Crystal structure, conductivity and reversible water uptake of new layered potassium antimonates KxL(1+x)/3Sb(2−x)/3O2 (L=Ni2+, Mg2+, Co2+)

Novel mixed potassium antimonates K0.59Mg0.53Sb0.47O2, K0.5Ni0.5Sb0.5O2, K0.5Co0.5Sb0.5O2 (rhombohedral P3-type structure), K0.56Ni0.52Sb0.48O2 and K0.86Co0.62Sb0.38O2 (hexagonal P2 type) have layered structures based on brucite-like (L,Sb)O6/3 sheets of edge-shared octahedra and interlayer K+ cations in trigonal prismatic coordination. The preference to form P2 and P3 structures rather than closely related O3 type is dictated by the large radius of K+ and the value of unit cell parameter a, restricted by average size of the cations randomly distributed in the octahedral sites within (L,Sb)O6/3 layer.

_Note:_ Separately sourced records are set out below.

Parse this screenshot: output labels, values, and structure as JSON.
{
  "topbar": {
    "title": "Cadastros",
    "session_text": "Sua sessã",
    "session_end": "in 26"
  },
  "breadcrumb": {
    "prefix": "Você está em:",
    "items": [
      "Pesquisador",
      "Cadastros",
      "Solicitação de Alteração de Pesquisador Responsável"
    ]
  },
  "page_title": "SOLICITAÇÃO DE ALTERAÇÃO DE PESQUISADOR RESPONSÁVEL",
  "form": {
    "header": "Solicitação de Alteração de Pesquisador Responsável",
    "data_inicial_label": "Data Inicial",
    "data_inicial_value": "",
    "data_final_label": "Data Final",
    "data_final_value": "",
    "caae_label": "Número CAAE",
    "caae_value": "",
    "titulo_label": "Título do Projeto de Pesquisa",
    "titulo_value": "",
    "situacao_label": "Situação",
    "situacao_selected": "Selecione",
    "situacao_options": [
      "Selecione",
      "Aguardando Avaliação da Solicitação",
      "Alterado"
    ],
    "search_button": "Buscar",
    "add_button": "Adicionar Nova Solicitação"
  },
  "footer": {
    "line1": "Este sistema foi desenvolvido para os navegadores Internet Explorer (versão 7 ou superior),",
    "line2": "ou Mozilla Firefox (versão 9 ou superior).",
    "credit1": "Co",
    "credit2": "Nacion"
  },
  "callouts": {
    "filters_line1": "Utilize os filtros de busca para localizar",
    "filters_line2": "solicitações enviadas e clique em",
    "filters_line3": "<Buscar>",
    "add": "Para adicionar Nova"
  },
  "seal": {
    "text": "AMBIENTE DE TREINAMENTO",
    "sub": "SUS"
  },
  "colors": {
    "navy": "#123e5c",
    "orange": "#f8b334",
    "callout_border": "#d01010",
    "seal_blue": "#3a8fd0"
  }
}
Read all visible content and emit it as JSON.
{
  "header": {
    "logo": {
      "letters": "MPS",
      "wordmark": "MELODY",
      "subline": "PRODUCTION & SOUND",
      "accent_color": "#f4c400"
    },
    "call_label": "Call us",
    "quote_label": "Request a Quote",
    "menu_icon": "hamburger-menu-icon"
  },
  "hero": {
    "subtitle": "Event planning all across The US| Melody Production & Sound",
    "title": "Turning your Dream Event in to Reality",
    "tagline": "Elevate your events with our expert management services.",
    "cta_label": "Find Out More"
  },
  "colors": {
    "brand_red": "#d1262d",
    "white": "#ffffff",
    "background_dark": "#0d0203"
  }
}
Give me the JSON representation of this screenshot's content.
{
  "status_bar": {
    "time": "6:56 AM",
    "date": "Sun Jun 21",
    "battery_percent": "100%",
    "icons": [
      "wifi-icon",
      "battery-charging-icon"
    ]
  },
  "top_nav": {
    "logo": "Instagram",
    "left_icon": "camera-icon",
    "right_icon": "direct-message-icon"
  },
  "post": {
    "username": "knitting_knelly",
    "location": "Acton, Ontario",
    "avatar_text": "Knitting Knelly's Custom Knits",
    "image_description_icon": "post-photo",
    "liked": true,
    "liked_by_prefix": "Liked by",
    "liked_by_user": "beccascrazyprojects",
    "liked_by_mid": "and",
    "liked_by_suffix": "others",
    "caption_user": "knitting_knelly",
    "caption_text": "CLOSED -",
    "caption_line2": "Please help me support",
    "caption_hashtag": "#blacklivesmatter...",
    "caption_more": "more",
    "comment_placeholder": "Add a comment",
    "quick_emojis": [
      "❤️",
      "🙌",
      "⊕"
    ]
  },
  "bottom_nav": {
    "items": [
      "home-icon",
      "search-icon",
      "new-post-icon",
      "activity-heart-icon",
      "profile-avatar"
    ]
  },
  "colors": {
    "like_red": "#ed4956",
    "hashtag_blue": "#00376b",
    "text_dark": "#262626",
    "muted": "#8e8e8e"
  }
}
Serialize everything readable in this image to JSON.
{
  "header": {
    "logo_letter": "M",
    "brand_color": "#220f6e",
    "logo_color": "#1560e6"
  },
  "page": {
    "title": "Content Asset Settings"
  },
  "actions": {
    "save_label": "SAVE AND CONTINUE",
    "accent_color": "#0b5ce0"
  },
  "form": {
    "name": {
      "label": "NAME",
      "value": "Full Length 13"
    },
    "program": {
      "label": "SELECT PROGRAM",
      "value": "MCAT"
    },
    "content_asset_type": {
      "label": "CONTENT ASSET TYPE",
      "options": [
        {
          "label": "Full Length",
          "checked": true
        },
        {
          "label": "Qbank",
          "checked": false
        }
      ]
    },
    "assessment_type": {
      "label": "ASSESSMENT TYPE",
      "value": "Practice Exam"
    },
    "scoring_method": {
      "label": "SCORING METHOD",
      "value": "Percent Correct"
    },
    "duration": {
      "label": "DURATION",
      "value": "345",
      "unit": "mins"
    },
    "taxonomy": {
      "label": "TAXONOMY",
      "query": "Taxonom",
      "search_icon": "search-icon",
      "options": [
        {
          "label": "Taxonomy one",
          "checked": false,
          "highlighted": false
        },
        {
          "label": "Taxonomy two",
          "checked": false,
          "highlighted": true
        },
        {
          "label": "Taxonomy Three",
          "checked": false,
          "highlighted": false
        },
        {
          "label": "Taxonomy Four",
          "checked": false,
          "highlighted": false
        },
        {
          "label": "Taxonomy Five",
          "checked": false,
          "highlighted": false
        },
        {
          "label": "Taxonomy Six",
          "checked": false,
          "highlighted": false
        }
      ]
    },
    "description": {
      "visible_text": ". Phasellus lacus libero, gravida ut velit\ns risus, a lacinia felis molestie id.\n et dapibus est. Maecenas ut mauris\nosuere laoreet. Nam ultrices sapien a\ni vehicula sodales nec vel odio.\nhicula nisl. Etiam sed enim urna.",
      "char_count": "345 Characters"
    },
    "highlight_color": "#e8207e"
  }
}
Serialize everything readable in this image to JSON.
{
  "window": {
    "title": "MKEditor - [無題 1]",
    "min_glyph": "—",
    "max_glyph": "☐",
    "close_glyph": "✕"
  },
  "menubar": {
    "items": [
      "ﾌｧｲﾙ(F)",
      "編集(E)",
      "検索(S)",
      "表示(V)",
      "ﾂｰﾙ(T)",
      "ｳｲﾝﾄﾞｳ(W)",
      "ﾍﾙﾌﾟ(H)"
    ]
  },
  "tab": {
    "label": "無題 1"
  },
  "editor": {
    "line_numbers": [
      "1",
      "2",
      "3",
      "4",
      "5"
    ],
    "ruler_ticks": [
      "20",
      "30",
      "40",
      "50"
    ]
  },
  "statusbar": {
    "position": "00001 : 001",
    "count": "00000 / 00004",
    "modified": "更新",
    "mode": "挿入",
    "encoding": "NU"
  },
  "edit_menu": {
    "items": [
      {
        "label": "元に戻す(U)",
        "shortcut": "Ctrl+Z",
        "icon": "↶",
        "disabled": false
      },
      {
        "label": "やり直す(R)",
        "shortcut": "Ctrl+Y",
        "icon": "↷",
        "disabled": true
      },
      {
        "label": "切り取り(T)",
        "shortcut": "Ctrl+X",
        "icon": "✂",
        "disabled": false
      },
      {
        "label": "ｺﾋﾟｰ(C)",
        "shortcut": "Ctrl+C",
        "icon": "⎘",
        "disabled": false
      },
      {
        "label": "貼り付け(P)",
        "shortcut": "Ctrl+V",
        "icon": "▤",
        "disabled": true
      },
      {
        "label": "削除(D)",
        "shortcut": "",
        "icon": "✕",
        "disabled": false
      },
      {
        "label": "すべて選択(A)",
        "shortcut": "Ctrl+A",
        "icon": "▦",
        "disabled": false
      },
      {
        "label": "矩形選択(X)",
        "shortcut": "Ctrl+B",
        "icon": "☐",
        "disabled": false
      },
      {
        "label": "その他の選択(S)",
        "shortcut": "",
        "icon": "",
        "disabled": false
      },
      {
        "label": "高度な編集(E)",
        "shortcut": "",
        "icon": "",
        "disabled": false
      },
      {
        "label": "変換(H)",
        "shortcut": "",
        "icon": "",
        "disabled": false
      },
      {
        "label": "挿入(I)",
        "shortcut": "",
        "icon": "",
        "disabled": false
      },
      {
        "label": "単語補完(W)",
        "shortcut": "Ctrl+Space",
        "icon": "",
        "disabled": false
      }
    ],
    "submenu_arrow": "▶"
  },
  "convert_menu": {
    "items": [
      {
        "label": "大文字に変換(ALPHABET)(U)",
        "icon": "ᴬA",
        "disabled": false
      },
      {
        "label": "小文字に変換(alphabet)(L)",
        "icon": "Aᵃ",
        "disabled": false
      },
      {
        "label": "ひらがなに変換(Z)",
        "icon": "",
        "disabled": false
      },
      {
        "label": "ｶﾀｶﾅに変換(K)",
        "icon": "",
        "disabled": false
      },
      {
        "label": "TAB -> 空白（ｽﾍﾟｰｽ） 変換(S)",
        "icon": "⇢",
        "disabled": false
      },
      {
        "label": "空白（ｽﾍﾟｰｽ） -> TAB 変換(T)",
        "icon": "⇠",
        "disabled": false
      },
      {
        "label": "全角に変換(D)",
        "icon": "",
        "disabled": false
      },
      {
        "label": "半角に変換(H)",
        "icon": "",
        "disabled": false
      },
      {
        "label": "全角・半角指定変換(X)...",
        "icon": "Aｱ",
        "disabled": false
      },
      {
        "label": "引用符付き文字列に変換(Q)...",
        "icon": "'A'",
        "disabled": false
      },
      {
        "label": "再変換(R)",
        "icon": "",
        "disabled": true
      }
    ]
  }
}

The new phases reversibly absorb atmospheric moisture leading to the formation of hydrates with ca. 11% larger interlayer distances. The impedance spectroscopy of P2-type K0.56Ni0.52Sb0.48O2 and P3-type K0.59Mg0.53Sb0.47O2 ceramics shows relatively high ionic conductivity, presumably due to potassium cationic transport, with activation energies of 35±2 and 33±1 kJ/mol, respectively. At 573 K, the conductivity values are 0.016 S/cm for K0.56Ni0.52Sb0.48O2 and 0.021 S/cm for K0.59Mg0.53Sb0.47O2. Interaction with water vapor leads to increasing total conductivity.